続いて、寒天1及び2を溶解させたゾルをホモミキサーに移し、50〜90℃で、ホモミキサーを回転数15000r/minで3分間稼動させることにより、ステアリン酸亜鉛を分散させたゾルを得た。このときの攪拌エネルギーは229kW×分/m3である。B型粘度計によって測定したこのゾルの粘度は180mPa・sであった。
次に、得られたゾルを80℃に調温し、それをメッシュフィルター(針金径160μmの平織金網、目開き250μm)に通した。
そして、噴霧ノズルを用いて、液流量30.0kg/h及び液圧力2.4MPaとして、室温下の大気中に鉛直下向きに噴霧し、噴霧ノズルの下方3.4mの位置において、噴霧により形成されたゾルの液滴が冷却されてゲル化することにより形成されたハイドロゲル粒子を回収した。このハイドロゲル粒子を比較例1とした。比較例1の体積基準平均粒子径は175μmであった。
<参考例>
比較例1のステアリン酸亜鉛の代わりに、酸化チタン(テイカ社製 商品名:TITANIX JA−C)を用いたことを除いて比較例1と同様の操作によりハイドロゲル粒子を作製した。このハイドロゲル粒子を参考例とした。B型粘度計によって測定した寒天溶解後のゾルの粘度は7.5mPa・sであった。B型粘度計によって測定したステアリン酸亜鉛分散後のゾルの粘度は130mPa・sであった。参考例の体積基準平均粒子径は160μmであった。
(試験評価方法)
実施例1〜3、比較例1、及び参考例を作製した際のメッシュフィルター上におけるステアリン酸亜鉛が凝集した粗大粒子の残留の有無を確認し、「1:残留粒子ほとんどなし」、「2:残留粒子があるものの粗大粒子(250μm以上)ではない」、及び「3:粗大粒子あり」の三段階で評価した。
また、実施例1〜3、比較例1、及び参考例を作製するのに用いたメッシュフィルターを通す前の80℃のゾルをそれぞれスライドガラスの上に1〜2滴垂らし、その上にカバーガラスを被せたサンプルを作成した。そして、その形態をデジタルマイクロスコープ(キーエンス社製 商品名:VHX−500)を用いて倍率450倍で観察した。
(試験評価結果)
試験評価結果を表2に示す。
メッシュフィルター上におけるステアリン酸亜鉛の粗大粒子の残留の有無の評価は、実施例1が1、実施例1及び2が1、実施例3が2、比較例1が3、及び参考例が1であった。

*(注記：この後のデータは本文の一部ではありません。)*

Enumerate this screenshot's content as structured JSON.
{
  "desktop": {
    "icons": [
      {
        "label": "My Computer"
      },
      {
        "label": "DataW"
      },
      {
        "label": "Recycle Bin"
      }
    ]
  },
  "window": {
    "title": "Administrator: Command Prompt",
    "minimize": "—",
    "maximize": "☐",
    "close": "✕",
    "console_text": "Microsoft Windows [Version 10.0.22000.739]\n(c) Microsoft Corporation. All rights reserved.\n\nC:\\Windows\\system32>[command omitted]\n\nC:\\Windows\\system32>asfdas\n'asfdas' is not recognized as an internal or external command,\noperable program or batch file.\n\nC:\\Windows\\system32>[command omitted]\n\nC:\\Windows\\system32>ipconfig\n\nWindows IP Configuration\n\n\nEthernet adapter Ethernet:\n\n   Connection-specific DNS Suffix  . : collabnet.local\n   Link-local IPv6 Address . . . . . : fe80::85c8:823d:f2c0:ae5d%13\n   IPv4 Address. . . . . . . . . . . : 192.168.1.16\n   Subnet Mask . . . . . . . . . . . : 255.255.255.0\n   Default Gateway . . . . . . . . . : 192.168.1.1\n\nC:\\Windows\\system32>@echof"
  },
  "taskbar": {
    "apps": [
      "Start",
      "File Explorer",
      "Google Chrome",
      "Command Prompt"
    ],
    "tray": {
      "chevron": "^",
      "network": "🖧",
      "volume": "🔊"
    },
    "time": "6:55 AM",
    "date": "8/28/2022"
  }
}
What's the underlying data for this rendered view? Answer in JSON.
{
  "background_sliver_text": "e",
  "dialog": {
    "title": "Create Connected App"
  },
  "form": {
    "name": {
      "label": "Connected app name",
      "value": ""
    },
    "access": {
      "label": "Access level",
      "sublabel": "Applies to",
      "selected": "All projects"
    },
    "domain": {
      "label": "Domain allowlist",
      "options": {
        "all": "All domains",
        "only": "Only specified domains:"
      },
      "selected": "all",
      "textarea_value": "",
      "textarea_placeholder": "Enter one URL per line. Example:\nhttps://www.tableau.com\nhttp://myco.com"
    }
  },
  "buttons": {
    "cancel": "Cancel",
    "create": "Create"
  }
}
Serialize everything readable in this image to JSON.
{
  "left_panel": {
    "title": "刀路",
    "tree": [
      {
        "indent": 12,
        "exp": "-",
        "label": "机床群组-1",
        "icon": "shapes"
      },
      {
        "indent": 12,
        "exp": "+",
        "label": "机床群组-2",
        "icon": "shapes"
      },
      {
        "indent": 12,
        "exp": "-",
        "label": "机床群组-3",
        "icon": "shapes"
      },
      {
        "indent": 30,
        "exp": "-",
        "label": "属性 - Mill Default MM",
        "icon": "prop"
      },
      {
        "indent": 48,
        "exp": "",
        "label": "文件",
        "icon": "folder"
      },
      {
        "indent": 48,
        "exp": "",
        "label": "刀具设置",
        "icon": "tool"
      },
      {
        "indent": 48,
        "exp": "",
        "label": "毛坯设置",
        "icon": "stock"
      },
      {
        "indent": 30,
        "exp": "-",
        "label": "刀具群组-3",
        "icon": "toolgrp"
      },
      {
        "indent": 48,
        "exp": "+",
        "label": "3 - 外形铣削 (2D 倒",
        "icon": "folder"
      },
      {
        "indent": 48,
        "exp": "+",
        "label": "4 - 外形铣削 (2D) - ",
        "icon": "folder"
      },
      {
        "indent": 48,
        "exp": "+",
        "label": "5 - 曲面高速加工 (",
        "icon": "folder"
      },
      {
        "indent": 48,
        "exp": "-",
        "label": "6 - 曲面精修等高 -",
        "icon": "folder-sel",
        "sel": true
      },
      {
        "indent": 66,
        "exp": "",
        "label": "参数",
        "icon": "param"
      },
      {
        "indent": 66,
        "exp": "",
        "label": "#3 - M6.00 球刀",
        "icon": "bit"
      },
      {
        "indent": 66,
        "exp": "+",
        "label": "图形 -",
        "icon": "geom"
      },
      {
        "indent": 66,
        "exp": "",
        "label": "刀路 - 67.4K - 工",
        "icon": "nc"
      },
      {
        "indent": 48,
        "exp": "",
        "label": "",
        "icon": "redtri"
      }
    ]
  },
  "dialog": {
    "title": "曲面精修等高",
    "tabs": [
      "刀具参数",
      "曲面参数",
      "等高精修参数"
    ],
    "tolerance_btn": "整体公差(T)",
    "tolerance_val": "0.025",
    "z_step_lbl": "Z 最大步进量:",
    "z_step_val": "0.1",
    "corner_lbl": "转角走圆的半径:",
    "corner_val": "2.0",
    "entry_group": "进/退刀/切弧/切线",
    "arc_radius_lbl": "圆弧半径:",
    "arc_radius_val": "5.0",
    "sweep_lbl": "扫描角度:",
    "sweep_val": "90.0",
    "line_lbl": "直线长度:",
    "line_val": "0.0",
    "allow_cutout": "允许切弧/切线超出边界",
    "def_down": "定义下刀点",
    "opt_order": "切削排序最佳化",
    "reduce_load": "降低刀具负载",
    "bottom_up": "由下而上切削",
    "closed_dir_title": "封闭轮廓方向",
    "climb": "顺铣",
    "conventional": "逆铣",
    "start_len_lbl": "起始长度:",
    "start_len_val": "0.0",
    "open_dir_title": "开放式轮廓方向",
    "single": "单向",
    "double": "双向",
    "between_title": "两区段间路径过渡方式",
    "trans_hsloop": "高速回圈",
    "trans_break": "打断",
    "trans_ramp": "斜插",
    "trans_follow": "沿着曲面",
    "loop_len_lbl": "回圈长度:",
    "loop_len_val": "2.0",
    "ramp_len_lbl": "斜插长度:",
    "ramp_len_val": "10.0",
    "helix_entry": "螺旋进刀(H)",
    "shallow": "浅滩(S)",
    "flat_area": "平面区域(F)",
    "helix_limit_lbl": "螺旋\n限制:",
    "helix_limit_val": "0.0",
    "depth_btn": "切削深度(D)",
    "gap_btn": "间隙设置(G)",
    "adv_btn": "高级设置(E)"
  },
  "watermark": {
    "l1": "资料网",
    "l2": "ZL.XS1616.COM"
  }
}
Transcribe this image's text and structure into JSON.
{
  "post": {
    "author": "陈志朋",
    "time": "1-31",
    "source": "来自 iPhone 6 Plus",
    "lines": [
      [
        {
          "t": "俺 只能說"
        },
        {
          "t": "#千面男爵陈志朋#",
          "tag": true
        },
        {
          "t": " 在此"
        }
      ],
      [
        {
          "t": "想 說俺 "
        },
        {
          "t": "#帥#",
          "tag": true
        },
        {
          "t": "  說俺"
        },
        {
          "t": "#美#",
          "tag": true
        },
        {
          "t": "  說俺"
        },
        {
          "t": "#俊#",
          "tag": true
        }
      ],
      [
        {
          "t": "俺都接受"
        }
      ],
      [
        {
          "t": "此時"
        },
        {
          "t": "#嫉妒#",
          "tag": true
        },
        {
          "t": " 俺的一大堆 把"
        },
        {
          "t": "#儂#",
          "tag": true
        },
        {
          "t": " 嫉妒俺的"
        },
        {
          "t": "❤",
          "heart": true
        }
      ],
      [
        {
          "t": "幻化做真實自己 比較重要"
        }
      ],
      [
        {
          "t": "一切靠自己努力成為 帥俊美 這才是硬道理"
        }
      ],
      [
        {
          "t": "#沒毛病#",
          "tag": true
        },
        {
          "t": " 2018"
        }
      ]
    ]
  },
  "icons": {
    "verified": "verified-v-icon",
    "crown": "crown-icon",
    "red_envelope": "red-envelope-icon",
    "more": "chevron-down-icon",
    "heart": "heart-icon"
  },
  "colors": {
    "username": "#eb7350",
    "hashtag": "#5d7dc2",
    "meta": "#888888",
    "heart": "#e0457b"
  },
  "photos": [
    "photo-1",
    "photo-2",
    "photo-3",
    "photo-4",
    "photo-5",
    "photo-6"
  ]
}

寒天1及び2を溶解させてゾルを形成する前にステアリン酸亜鉛を分散させる操作を行った実施例1〜3では、ゾル中に脂肪酸2価金属塩であるステアリン酸亜鉛が、最大粒子径が250μm以下の粒子として微分散していることが分かる。特に、実施例1では、メッシュフィルター上の残留粒子もほとんどなかった。
一方、寒天1及び2を溶解させてゾルを形成した後にステアリン酸亜鉛を分散させる操作を行った比較例1では、ゾル中に粒子径が250μmよりも大きなステアリン酸亜鉛の粗大粒子が多数存在することが分かる。
なお、ステアリン酸亜鉛に代えて酸化チタンを用いた参考例では、比較例1と同様の製造方法であるが、酸化チタンは、最大粒子径が250μm以下の粒子として微分散していることが分かる。
本発明は、ハイドロゲル粒子の製造方法及びその方法で製造したハイドロゲル粒子について有用である。

Claims (7)

  1. 水に非架橋型ハイドロゲルのゲル形成剤が溶解すると共に、水難溶性粉体が分散し、且つ分散剤が含まれたゾルを調製するゾル調製工程と、
    前記ゾル調製工程で調製した前記ゾルの液滴を形成して冷却することによりゲル化させるゲル粒子形成工程と、
    を有するハイドロゲル粒子の製造方法であって、
    前記非架橋型ハイドロゲルのゲル形成剤が、寒天、カラギーナン、ジェランガム、キサンタンガム、及びハイメトキシルペクチンのうちの1種又は2種以上であると共に、前記ゾル中の前記ゲル形成剤の含有量が0.5〜5.0質量%であり、
    前記水難溶性粉体が、炭素数12〜18の飽和脂肪酸の亜鉛塩及び/又はカルシウム塩であると共に、前記ゾル中の前記水難溶性粉体の含有量が0.5〜3質量%であり、
    前記分散剤が非イオン性界面活性剤であると共に、前記ゾル中の前記分散剤の含有量が2〜10質量%であり、
    前記ゾル調製工程において、前記ゲル形成剤及び前記分散剤の存在下、20〜5000kW×分/m の攪拌エネルギーを与えて前記水に前記水難溶性粉体を分散させた後に前記ゲル形成剤を溶解させることにより、前記ゾル中の前記水難溶性粉体の最大粒子径を250μm以下にするハイドロゲル粒子の製造方法。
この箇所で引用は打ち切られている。